Irish Examiner view: E-scooters need to be legislated for

We're at the dawning of a new era for road-users and the type of vehicles they use
Irish Examiner view: E-scooters need to be legislated for

Last year, three people were killed and 459 injured in accidents involving e-scooters on the streets of Paris.

Last weekend, the city’s population voted overwhelmingly to ban rental e-scooters from their streets, and although the vote was non-binding, authorities have vowed to respect it.

Urban residents everywhere have long expressed the view that e-scooter users disrespect the rules of the road and regularly flout a ban on riding them on pavements. 

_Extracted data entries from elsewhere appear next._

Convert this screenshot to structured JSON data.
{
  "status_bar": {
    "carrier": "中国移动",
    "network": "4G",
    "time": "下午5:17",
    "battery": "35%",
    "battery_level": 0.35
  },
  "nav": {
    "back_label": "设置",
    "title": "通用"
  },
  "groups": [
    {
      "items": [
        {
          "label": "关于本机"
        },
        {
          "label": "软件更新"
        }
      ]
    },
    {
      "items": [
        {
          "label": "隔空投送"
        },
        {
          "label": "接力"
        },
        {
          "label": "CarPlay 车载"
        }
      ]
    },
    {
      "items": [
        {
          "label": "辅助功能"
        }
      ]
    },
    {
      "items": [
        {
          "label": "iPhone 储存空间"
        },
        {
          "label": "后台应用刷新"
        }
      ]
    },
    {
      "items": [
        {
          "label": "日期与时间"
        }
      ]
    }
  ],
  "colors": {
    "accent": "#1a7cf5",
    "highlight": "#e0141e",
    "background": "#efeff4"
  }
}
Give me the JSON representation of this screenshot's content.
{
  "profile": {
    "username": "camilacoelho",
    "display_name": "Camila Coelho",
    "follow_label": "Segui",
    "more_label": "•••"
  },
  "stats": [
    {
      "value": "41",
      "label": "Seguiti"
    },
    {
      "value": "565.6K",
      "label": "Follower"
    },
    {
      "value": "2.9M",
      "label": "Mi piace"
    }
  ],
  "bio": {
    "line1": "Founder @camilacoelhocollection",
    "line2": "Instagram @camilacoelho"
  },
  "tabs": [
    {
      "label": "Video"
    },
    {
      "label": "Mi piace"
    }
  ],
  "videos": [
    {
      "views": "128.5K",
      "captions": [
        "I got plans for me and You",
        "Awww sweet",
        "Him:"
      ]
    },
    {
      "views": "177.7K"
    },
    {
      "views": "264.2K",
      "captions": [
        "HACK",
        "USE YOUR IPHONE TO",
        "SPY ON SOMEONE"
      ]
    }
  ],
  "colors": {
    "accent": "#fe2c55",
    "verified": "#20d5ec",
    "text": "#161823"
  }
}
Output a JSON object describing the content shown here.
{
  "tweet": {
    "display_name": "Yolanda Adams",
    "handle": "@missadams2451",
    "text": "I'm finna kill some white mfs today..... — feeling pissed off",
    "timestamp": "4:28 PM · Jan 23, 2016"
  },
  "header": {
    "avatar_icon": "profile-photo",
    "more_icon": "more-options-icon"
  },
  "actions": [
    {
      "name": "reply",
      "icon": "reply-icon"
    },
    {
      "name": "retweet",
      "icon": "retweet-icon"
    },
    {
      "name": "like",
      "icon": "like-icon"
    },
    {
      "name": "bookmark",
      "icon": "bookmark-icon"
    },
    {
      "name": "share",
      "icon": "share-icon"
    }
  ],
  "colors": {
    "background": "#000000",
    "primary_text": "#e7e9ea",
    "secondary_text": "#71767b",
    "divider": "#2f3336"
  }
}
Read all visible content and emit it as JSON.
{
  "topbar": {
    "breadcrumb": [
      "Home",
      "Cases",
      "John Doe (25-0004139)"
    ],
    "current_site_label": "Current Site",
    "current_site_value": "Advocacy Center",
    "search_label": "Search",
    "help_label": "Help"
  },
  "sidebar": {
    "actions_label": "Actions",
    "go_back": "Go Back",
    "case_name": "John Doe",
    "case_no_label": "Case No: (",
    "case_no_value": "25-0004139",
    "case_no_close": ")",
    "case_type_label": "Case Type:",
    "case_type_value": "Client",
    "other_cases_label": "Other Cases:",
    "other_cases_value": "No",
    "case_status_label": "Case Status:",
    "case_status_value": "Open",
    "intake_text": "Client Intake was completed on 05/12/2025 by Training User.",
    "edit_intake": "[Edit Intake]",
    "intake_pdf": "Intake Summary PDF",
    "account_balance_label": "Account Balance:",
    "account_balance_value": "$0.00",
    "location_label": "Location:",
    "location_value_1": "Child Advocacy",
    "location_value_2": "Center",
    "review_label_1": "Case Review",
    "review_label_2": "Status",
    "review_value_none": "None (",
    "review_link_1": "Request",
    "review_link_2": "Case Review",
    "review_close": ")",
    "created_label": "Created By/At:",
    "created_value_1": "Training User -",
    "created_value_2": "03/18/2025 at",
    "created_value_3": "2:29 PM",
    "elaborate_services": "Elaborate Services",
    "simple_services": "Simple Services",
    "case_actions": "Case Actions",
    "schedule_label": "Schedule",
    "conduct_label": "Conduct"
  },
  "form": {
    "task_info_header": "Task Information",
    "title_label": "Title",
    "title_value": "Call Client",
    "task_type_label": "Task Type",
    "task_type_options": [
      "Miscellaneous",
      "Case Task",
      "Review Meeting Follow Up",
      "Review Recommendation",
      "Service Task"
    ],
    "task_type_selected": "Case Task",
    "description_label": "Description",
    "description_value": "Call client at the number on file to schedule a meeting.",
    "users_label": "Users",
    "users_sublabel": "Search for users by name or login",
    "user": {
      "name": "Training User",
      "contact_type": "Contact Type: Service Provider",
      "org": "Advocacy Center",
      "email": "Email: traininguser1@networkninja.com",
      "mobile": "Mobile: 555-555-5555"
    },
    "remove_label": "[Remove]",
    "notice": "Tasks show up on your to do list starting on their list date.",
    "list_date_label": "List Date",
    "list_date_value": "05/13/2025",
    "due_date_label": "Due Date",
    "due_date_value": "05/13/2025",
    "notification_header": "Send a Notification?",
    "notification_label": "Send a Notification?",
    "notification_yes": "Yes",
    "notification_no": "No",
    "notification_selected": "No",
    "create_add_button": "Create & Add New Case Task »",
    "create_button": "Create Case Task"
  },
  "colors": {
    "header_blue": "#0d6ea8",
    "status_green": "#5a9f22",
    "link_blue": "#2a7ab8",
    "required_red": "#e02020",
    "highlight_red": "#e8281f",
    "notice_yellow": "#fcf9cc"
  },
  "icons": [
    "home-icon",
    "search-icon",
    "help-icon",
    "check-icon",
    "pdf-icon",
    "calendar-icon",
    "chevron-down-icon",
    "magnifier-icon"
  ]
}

Paris has an estimated 15,000 rental e-scooters and was seen as a pioneer when introducing them in order to promote the use of non-polluting forms of urban transport.

However, the lack of regulation of the scooters — and their riders — not just in Paris, but across Europe is something in need of a wider debate. Here at home, the Government has made a couple of half-hearted attempts to bring regulatory governance to the matter, but those efforts have been both paltry and ineffective.

There is no doubting the popularity of e-scooters, but they need to be legislated for — and quickly. We are well used in this country to high numbers of deaths and casualties on our roads, and we have gone a long way towards educating our road-going public about how to prevent such carnage.

However, we are at the dawning of a new era for road-users and the type of vehicles they use. That era needs to be defined by proper legislation and not just short-term and short-sighted papering-over-the-cracks solutions.